Interestingly, a study has shown that diosmectite-zinc oxide modulates the expression of pro-inflammatory cytokines and tight junction protein in early-weaned pigs [21]. Another mineral clay, montmorillonite, relieves diarrhea, improves barrier dysfunction and expression of inflammatory cytokines, and increases tight junction protein expression, and it is possible that diosmectite acts in a similar manner [22]. Another possible mechanism is that it facilitates intestinal barrier repair by reducing inflammatory cell infiltration of the mucous membrane [12]. It has been demonstrated that diosmectite is more efficient in repairing damaged mucosal membranes than SASP, significantly improving the expression of colonic mucin 2 and protecting the mucosal barrier [12].

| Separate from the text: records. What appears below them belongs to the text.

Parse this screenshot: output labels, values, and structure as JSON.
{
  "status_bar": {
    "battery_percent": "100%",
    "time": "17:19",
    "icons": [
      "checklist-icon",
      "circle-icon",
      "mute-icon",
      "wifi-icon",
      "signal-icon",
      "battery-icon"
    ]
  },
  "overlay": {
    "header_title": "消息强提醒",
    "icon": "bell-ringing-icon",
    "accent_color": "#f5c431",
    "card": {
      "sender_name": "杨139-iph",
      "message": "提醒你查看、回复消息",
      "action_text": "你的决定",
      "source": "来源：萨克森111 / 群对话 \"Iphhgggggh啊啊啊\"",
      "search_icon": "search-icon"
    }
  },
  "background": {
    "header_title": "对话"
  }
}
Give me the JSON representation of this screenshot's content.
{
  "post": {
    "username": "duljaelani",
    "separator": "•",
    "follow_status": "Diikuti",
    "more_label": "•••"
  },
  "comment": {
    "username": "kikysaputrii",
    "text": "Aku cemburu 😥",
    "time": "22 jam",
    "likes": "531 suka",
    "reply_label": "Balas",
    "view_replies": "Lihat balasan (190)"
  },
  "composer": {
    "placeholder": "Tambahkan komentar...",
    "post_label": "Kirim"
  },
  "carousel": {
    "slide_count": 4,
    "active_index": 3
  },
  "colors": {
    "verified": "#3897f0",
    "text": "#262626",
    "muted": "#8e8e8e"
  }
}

Previous studies have indicated that diosmectite might be an effective, additional treatment for UC patients. For instance, Olives et al. reported that diosmectite significantly relieves clinical diarrheal symptoms and reduces histopathological damages in children and adults [13]. In addition, combined mesalazine and diosmectite treatment decreased the inflammatory response in an early-phase study involving 25 patients with active-stage mild-to-moderate UC [14].

In the present study, after 8 weeks, CRP levels and erythrocyte sedimentation rate were significantly decreased. These data suggest that the combined treatment could relieve the inflammatory response in patients with active UC, since these indices are associated with UC disease activity [23,24]. There was also a significant reduction in defecation frequency, and clinical remission and endoscopic mucosal healing rates were significantly higher in the combined treatment group compared with the placebo group. These findings are important because improved mucosal healing can improve quality of life and prevent relapse [25,26]. As such, these improvements were still observed at 26 and 52 weeks of treatment.

It has been proposed that mesalazine prevents 5-aminosalicylate from being absorbed in the upper gastrointestinal tract, and ensures that sufficient 5-aminosalicylate reaches the diseased colon at the distal end, allowing for effective and localized treatment [9]. In turn, 5-aminosalicylate may inhibit prostaglandin synthesis and inflammation of the intestinal mucosa. In contrast, diosmectite acts to absorb endotoxins and antigens in the enteric cavity, partially inhibiting the inflammatory response, increasing permeability, and protecting the intestinal mucosal barrier [12,18-20,27]. It is hypothesize that the combination of diosmectite and mesalazine facilitates and promotes the repair of damaged intestinal mucosa.

In this study, there were no serious adverse reactions induced by the combined diosmectite and mesalazine treatment. This indicates that the combination is safe and well-tolerated.

The present study is not without limitations. This was a single-blind study. A double-blind study, similar to a study previously reported investigating vedolizumab in induction and maintenance therapy of UC [28], may provide more conclusive findings. Other anti-inflammatory drugs exist for the treatment of IBD [29], and other combinations might be tried and compared. These limitations indicate the need for future research.

Conclusions

Combined treatment with diosmectite and mesalazine was successful as both induction (8 weeks) and maintenance (52 weeks) therapies for patients with active-stage mild-to-moderate UC. These patients had higher rates of clinical remission and mucosal healing at 8 weeks and maintenance at 52 weeks of treatment compared with patients who received placebo and mesalazine treatment.